Man muss hier darauf hinweisen dass die Geschäftsführung gerade über die Führungskräfte versucht druck aufzubauen die Leute ins Office zu beordern, trotz abweichender Vereinbarungen. Das hängt wohl mit dem neuen Stuttgarter Büro zusammen. Negativ fällt mir auf dass dies natürlich durch die Bank weg entschieden wird und sich somit mal wieder bestätigt, dass die Standorte außerhalb von Stuttgart so stark unter dem Radar liegen das wir im Kosmos der Geschäftsführung scheinbar nicht existieren.
Keine konkreten Weiterbildungsangebote. "Weiterbildung" erfolgt wenn dann nur auf Eigeninitiative indem man Kollegen zu Rate zieht welche sich in ihrem Bereich besser als man selbst auskennen.
Mit der Einführung eines neuen Personalsystems gibt es nun Zugriff auf LinkedIn Learning. Es wird mittlerweile wenigstens etwas geboten wofür man nicht bei den Vorgesetzten zu Kreuze kriechen muss.
Verglichen mit der Konkurrenz, gerade so Konkurrenzfähig. Keine 30 Tage Urlaub, keine Gleichheit zwischen Standorten. Gehalt, wenn du neu bist hast du eher die Chance deinen Wunsch im Bewerbungsgespräch durchzusetzen. Bewirbst du dich im Osten rechne damit schlechtere Konditionen zu bekommen. Bist du einmal im Konzern darfst du dich freuen dass dein Basisgehalt nun Taktgeber ist und nicht deine Leistung bzw. das Gehalt vergleichbarer Kollegen. Wie schon erwähnt es gibt keine Gehaltsgespräche, diese werden schon allein durch die Organisationsstruktur verhindert. Wechselst du nicht Intern die Stelle, freu dich darauf ein nicht nachvollziehbares Rating zu bekommen, nach welchem du maximal 2% mehr Gehalt bekommst. Das führt dazu das innerhalb des Teams bei dem einen 2% mehr ebend wirklich ok sind, beim anderen aber eine Gehaltsminderung durch die Hintertür darstellt da die aktuelle Inflation seit mehreren Jahren deutlich über 2% liegt.

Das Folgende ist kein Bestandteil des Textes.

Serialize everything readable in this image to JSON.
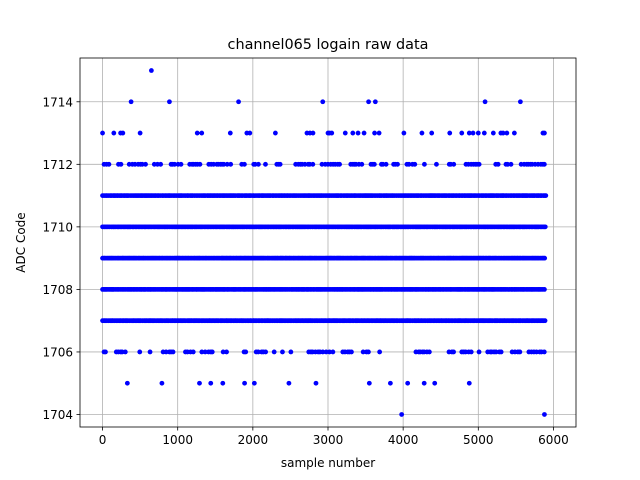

Achja, aufpassen bei Bewerbungen, euch wird ein Jahresgehalt präsentiert welches echt schick ausschaut jedoch aus einem Basis und einem variablen Anteil besteht.
Kein Gendern, keine überempfindlichen Kollegen, kein Greenwashing. In diesem Bereich Bodenständig "normal" geblieben. Das muss man heutzutage wirklich Positiv hervorheben. - Das war 2023 leider hält langsam das Buzzword Bingo Einzug ins Unternehmen. Die ganzen Internen Mails von "Corporate Communication" welche in 90% der Fälle keinen wirklichen Mehrwert bringen müllen euch euer Postfach zu. Das führt dazu das die eine wichtige Mail von diesem Verteiler dann gerne gelöscht wird. Es gibt Kollegen die haben das Marketing und auch "Corporate Communication" auf der Blockliste.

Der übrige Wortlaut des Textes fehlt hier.